On April 3, 2025, the Coalition for a Democratic Workplace sent a letter to Attorney General Pam Bondi encouraging her, under Executive Order 14215, to direct the National Labor Relations Board to not treat certain decisions issued during the Biden administration as binding precedent. These decisions were unconstitutional, inconsistent with governing statutes, and poorly reasoned, and are not persuasive under the Supreme Court’s Skidmore decision.

The following statement can be attributed to CDW Chair Kristen Swearingen:

“It time to turn the page on the Biden NLRB’s bad policy decisions – many of which are contrary to the US Constitution, the National Labor Relations Act, and binding court precedent. The Trump administration should immediately abandon these poorly reasoned Board determinations.  Attorney General Bondi has the power under Executive Order No. 14215 to overrule the Biden Board decisions and reinstate prior rulings, many of which were made by the first Trump Board. We ask her to use that power to prevent further harm to workers, businesses and the US economy.”

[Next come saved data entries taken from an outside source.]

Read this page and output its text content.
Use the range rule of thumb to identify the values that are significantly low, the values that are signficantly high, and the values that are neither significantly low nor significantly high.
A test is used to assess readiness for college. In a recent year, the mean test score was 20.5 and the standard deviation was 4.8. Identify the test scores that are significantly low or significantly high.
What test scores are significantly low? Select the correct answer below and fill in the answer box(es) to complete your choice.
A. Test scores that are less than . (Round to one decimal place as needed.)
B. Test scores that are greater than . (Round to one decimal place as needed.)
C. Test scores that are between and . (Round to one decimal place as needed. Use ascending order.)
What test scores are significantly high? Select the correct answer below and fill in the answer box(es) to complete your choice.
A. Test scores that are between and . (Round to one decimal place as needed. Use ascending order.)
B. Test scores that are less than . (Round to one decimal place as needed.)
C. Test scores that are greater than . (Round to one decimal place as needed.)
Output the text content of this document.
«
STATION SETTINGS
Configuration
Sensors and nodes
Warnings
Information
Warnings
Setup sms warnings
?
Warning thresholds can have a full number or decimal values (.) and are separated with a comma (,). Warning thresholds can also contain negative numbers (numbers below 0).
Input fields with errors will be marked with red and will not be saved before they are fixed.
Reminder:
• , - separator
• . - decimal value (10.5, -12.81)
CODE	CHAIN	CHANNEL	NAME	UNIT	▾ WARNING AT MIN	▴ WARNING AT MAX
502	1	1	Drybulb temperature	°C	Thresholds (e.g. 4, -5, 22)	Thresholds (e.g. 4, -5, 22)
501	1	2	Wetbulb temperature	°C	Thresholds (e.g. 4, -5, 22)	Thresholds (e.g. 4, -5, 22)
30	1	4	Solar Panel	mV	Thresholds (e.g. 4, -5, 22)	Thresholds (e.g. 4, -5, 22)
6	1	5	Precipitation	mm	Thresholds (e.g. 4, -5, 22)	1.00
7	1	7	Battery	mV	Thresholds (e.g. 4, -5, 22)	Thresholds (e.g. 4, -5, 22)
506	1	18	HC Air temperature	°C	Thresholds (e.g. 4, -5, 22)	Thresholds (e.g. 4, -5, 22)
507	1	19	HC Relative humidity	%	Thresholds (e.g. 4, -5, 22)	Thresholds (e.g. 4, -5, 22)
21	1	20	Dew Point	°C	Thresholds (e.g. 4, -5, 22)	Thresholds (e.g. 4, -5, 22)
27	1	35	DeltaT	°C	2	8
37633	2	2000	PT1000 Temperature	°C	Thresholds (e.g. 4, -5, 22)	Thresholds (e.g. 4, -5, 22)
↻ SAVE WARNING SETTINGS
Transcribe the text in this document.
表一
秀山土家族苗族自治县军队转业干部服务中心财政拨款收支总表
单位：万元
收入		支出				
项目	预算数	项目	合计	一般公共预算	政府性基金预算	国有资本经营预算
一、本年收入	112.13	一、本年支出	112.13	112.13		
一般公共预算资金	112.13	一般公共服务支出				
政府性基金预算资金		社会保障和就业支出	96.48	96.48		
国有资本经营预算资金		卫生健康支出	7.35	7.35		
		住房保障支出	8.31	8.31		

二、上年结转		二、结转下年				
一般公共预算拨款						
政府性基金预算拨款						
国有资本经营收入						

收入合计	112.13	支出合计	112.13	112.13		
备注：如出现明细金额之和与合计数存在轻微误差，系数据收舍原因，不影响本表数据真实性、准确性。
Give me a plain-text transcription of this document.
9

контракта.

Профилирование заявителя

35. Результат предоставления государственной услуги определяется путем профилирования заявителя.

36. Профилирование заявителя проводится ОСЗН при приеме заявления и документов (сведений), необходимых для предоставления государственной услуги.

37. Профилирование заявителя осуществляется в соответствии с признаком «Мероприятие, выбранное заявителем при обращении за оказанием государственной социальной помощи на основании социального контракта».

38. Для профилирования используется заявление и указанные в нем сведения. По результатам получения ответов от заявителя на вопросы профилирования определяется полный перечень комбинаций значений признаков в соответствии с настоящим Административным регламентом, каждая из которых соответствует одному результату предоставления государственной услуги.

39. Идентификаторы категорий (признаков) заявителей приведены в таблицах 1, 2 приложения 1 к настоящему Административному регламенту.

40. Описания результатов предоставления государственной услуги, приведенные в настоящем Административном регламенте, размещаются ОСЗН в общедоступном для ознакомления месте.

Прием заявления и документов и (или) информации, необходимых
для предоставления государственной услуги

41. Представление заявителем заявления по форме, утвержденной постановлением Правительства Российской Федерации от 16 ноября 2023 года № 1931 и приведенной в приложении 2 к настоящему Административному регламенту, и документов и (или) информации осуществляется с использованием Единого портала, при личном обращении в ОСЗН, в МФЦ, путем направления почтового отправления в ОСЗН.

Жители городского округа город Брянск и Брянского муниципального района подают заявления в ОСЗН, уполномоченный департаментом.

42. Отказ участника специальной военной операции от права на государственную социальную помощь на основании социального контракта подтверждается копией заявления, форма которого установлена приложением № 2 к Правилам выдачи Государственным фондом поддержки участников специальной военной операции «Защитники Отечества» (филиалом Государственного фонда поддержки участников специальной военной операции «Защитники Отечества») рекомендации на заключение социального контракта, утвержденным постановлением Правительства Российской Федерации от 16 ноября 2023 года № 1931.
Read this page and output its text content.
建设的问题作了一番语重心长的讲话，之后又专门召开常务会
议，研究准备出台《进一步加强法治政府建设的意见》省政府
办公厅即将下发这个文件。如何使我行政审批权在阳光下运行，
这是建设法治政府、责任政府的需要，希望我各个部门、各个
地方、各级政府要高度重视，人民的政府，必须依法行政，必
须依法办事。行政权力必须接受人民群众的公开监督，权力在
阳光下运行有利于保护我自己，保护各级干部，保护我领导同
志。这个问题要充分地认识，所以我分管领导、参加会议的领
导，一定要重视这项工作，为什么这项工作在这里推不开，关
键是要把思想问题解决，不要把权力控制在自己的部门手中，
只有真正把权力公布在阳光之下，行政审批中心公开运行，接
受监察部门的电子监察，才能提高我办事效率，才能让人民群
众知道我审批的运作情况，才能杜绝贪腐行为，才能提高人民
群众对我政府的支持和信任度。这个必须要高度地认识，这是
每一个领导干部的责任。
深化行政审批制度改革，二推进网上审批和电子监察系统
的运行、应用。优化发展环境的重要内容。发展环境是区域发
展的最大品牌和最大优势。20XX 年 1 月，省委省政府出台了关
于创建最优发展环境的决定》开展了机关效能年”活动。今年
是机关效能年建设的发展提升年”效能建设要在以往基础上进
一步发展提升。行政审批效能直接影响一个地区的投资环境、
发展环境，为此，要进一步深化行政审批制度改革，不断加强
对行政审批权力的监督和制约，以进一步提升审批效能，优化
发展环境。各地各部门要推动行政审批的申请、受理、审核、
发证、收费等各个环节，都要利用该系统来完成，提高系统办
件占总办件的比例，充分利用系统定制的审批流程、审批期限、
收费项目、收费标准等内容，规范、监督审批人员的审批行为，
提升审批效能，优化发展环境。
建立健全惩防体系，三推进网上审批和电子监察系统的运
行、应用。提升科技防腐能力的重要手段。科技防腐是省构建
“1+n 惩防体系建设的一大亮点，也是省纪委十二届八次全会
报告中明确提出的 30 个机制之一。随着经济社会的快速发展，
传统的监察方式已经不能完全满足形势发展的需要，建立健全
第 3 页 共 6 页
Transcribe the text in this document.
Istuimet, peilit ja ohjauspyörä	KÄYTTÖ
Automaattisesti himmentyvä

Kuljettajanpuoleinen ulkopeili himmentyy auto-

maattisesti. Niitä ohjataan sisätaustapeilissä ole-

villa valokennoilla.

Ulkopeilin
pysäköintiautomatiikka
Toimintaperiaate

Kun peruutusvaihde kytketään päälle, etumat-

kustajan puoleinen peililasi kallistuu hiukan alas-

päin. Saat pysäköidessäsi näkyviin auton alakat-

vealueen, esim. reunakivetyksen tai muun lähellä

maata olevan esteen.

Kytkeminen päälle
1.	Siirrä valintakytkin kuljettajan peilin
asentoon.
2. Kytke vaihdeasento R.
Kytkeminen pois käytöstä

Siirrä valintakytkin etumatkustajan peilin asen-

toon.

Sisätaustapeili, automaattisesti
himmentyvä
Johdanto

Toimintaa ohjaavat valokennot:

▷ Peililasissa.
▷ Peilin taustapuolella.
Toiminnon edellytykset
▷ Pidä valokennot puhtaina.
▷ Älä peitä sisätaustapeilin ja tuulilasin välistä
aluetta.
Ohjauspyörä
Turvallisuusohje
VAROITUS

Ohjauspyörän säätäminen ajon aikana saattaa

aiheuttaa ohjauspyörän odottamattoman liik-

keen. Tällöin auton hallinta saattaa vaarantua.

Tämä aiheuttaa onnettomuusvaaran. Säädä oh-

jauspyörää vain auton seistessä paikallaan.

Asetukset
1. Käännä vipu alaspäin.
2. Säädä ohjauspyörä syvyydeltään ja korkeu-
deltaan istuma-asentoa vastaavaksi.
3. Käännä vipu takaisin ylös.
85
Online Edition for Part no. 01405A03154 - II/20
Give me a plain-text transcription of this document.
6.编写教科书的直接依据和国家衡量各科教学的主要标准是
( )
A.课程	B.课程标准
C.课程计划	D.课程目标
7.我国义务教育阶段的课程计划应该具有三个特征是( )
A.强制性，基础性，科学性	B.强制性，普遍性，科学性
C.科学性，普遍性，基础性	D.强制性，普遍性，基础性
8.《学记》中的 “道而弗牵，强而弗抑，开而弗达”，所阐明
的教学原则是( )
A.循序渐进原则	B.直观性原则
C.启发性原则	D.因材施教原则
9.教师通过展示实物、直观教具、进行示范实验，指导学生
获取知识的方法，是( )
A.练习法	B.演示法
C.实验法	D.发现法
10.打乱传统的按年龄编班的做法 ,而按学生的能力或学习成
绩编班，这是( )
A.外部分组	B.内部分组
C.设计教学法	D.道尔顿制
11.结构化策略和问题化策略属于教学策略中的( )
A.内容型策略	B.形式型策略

CDW Supports Crystal Carey for NLRB General Counsel

On March 25, President Trump nominated Crystal Carey to serve as General Counsel to the National Labor Relations Board. CDW strongly supports her nomination.

The following statement can be attributed to CDW Chair Kristen Swearingen:

“Crystal Carey is an excellent choice for NLRB General Counsel. She is well-qualified to serve and will be an asset to the Board in this role. Her illustrious career in labor management relations has resulted in a deep understanding of federal labor law. Carey will steer the NLRB towards common-sense application of the National Labor Relations Act. We strongly support her nomination and hope for a speedy confirmation.”